After a good distance we branched to the right along a narrow pathway passing a little barn with a corrugated roof. Over the railway bridge the blackberries gleamed in the hedge but we didnt linger. Instead we crossed the busy coast road and made our way into Sheringham Park. Beside the stubble fields we went, then passing the gateway into the park we turned to the right. This track led us through the glowering woods where tree roots made a natural stairway and out into the light again for some wonderful vistas across the fields to the windmill and the sea. As we walked we heard the whistle of the steam train leaving Weybourne station and to our delight were afforded an excellent view of it as it began its descent into Sheringham.

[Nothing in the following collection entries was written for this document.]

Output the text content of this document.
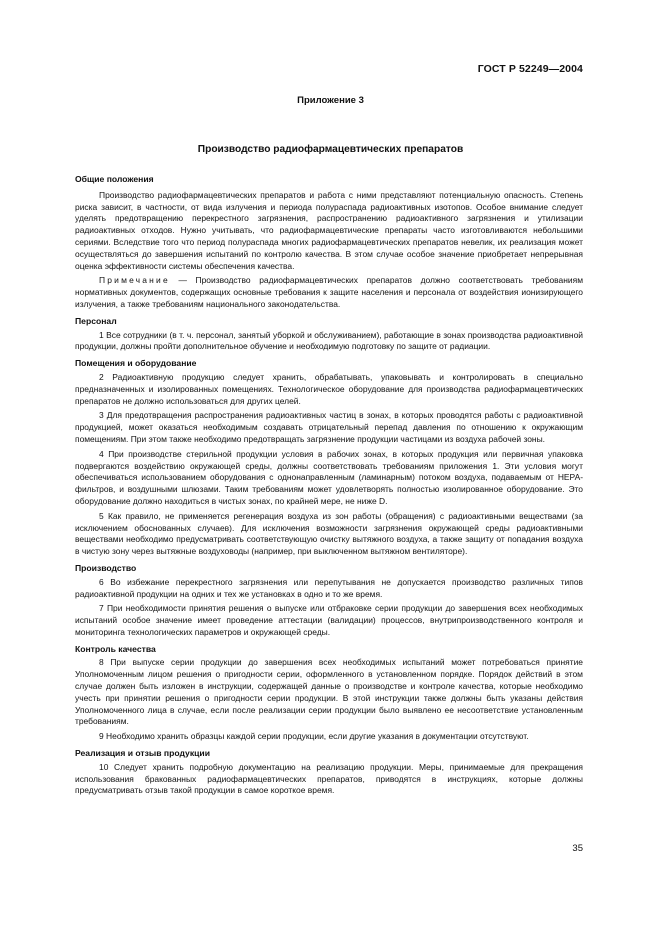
ГОСТ Р 52249—2004
Приложение 3
Производство радиофармацевтических препаратов
Общие положения

Производство радиофармацевтических препаратов и работа с ними представляют потенциальную опасность. Степень риска зависит, в частности, от вида излучения и периода полураспада радиоактивных изотопов. Особое внимание следует уделять предотвращению перекрестного загрязнения, распространению радиоактивного загрязнения и утилизации радиоактивных отходов. Нужно учитывать, что радиофармацевтические препараты часто изготовливаются небольшими сериями. Вследствие того что период полураспада многих радиофармацевтических препаратов невелик, их реализация может осуществляться до завершения испытаний по контролю качества. В этом случае особое значение приобретает непрерывная оценка эффективности системы обеспечения качества.

Примечание — Производство радиофармацевтических препаратов должно соответствовать требованиям нормативных документов, содержащих основные требования к защите населения и персонала от воздействия ионизирующего излучения, а также требованиям национального законодательства.

Персонал

1 Все сотрудники (в т. ч. персонал, занятый уборкой и обслуживанием), работающие в зонах производства радиоактивной продукции, должны пройти дополнительное обучение и необходимую подготовку по защите от радиации.

Помещения и оборудование

2 Радиоактивную продукцию следует хранить, обрабатывать, упаковывать и контролировать в специально предназначенных и изолированных помещениях. Технологическое оборудование для производства радиофармацевтических препаратов не должно использоваться для других целей.

3 Для предотвращения распространения радиоактивных частиц в зонах, в которых проводятся работы с радиоактивной продукцией, может оказаться необходимым создавать отрицательный перепад давления по отношению к окружающим помещениям. При этом также необходимо предотвращать загрязнение продукции частицами из воздуха рабочей зоны.

4 При производстве стерильной продукции условия в рабочих зонах, в которых продукция или первичная упаковка подвергаются воздействию окружающей среды, должны соответствовать требованиям приложения 1. Эти условия могут обеспечиваться использованием оборудования с однонаправленным (ламинарным) потоком воздуха, подаваемым от HEPA-фильтров, и воздушными шлюзами. Таким требованиям может удовлетворять полностью изолированное оборудование. Это оборудование должно находиться в чистых зонах, по крайней мере, не ниже D.

5 Как правило, не применяется регенерация воздуха из зон работы (обращения) с радиоактивными веществами (за исключением обоснованных случаев). Для исключения возможности загрязнения окружающей среды радиоактивными веществами необходимо предусматривать соответствующую очистку вытяжного воздуха, а также защиту от попадания воздуха в чистую зону через вытяжные воздуховоды (например, при выключенном вытяжном вентиляторе).

Производство

6 Во избежание перекрестного загрязнения или перепутывания не допускается производство различных типов радиоактивной продукции на одних и тех же установках в одно и то же время.

7 При необходимости принятия решения о выпуске или отбраковке серии продукции до завершения всех необходимых испытаний особое значение имеет проведение аттестации (валидации) процессов, внутрипроизводственного контроля и мониторинга технологических параметров и окружающей среды.

Контроль качества

8 При выпуске серии продукции до завершения всех необходимых испытаний может потребоваться принятие Уполномоченным лицом решения о пригодности серии, оформленного в установленном порядке. Порядок действий в этом случае должен быть изложен в инструкции, содержащей данные о производстве и контроле качества, которые необходимо учесть при принятии решения о пригодности серии продукции. В этой инструкции также должны быть указаны действия Уполномоченного лица в случае, если после реализации серии продукции было выявлено ее несоответствие установленным требованиям.

9 Необходимо хранить образцы каждой серии продукции, если другие указания в документации отсутствуют.

Реализация и отзыв продукции

10 Следует хранить подробную документацию на реализацию продукции. Меры, принимаемые для прекращения использования бракованных радиофармацевтических препаратов, приводятся в инструкциях, которые должны предусматривать отзыв такой продукции в самое короткое время.

35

By now a cup of tea was calling and a stop at Weybourne station beckoned. In the tea room we were tempted by flapjack and coffee cake which we ate with our tea on a station bench watching the world go by - or in this case various dogs in differing degrees of mud and their owners.
Refreshed once more we set off for the village and soon found ourselves opposite the impressive flintstone church. On the gate beside the churchyard is a plaque with God's Acre written on it - this beautiful little poem can also be found in the porch of the church beside our previous house.
And that was it - a lovely, colourful walk on an autumn day with lots to see along the way and lungfulls of fresh sea air to enjoy. Back to work tomorrow with a spring in the step I think!